Preventing the Adverse
Health Effects
of Small Arms

Dr. Neil Arya
International Physicians for the Prevention of Nuclear War (IPPNW), Canada

Mr. Chairman, distinguished delegates, ladies and gentlemen, I am a family physician in Waterloo, Ontario, Canada, and President of Physicians for Global Survival, IPPNW-Canada.

For many reasons, this conference has not focused on the effects of small arms in developed nations that are not at war. But, from a public health perspective, the problem of small arms, including civilian or commercial firearms, extends to those nations of relative peace and prosperity. I will try to summarize the health impact of small arms in Canada and the United States in terms of scope, patterns, and costs.

The adverse health effects of small arms are well-known to emergency room physicians, trauma surgeons, psychiatrists, pediatricians and family doctors. A physician who must stem a bleed in the chest of a gunshot victim, is not concerned with whether the shooting was a suicide, accident or homicide, whether it took place in a conflict-situation or in peacetime, or whether the perpetrator was a gang member, a soldier, a non-state actor or a law-abiding gun owner. What matters to us is whether bullet struck bone, whether bone shattered, whether metal and bone splinters punctured vital organs, blood vessels, or severed the spinal cord - in short, whether the patient will survive and if so, what his or her future health will be.

Ultimately though, what matters to physicians is whether this ongoing tragedy can be prevented. Every year since 1972, over 30,000 people have died from gunshot in the United States, far higher than the US toll in the entire Vietnam war. This amounts to one million deaths since 1970. The world knows of massacres such as the one at Colombine High School, but few realise that in the US, guns are the leading cause of death in the 15-24 age category surpassing even traffic accidents, and in Canada the third leading cause of death in this age group.

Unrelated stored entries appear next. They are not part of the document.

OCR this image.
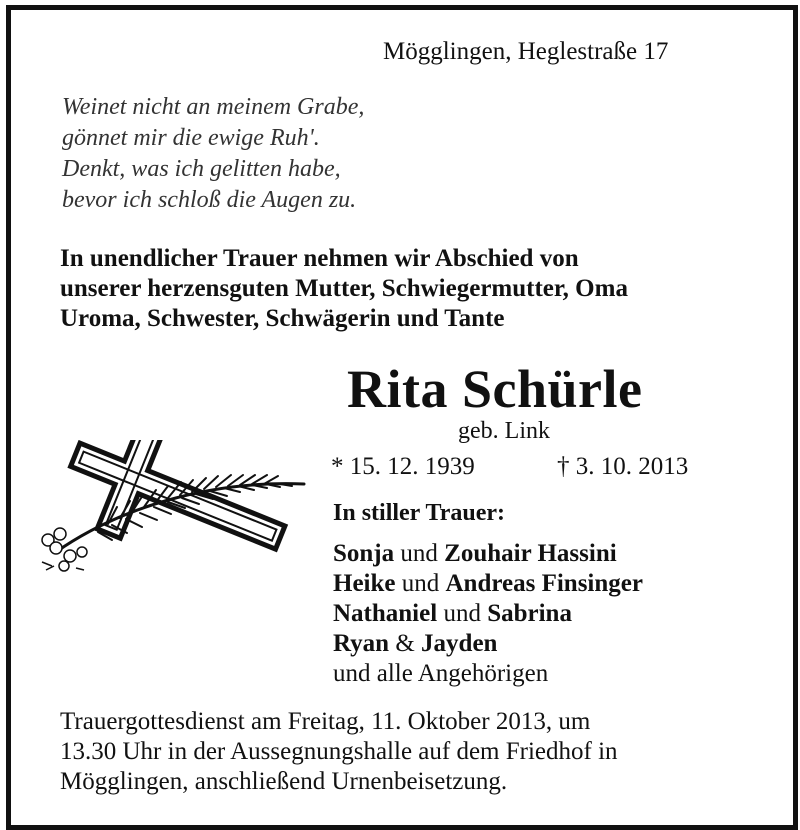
Mögglingen, Heglestraße 17
Weinet nicht an meinem Grabe,
gönnet mir die ewige Ruh'.
Denkt, was ich gelitten habe,
bevor ich schloß die Augen zu.
In unendlicher Trauer nehmen wir Abschied von
unserer herzensguten Mutter, Schwiegermutter, Oma
Uroma, Schwester, Schwägerin und Tante
Rita Schürle
geb. Link
* 15. 12. 1939	† 3. 10. 2013
In stiller Trauer:
Sonja und Zouhair Hassini
Heike und Andreas Finsinger
Nathaniel und Sabrina
Ryan & Jayden
und alle Angehörigen
Trauergottesdienst am Freitag, 11. Oktober 2013, um
13.30 Uhr in der Aussegnungshalle auf dem Friedhof in
Mögglingen, anschließend Urnenbeisetzung.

Studies in several US cities have demonstrated that households with guns have rates of homicide and suicide that are 3-5 times those in similar households without firearms. In terms of total firearm deaths, the US rate is about three and a half times that of Canada and the number of firearms per capita in the US is 3.6 times. And the Canadian rate both for homicides and suicides is far higher than those in countries with stricter controls on access and fewer weapons. Consistent with this, studies in Canada have shown that percentage of households with firearms in each province correlates directly with the rate of firearm death. A study of more than 20 developed countries demonstrated that this correlation of % of households with firearms and firearm death rate was true across borders. And both in developed and developing countries, the vast majority of the weapons that kill or wound in crime begin as legal weapons and end up 'leaking' into situations in which they are misused in deadly ways.

There are data too on the huge financial costs imposed by small arms. The direct cost of deaths and injuries due to firearms in the US has been calculated as being $14,000 for each fatal gunshot and $38,000 for each injured person. The total impact goes much further than emergency medical care. It extends to police services, to lost productivity, to rehabilitation, to psychological support for victims and their families, to children growing up without parents, and to those relations and contacts who continue to live in fear. The total cost of firearm-related problems has been estimated as being $195 per person per year in Canada and $495 in the US. But as many victims and families will attest, this does not begin to take the measure the total damage of these arms.

These tolls -- human and financial -- are why major physicians organisations recognize gun injuries as a major public health problem. In the US, all large and highly respected medical organizations including the American Medical Association, the American Academy of Pediatrics, the American Academy of Child and Adolescent Psychiatry, the American College of Physicians, and Physicians for Social Responsibility have been strong advocates for stricter gun control.

Growing up in a small town in Ontario, I too, indirectly experienced the impact of small arms. In Grade 4, one classmate was killed accidentally by his brother in the barn; another grade school playmate was killed in hunting accident in his early twenties. For this reason too, I urge you -- both as a professional and as a private citizen -- to do what you can to reduce the toll of the global epidemic of death and injury from small arms.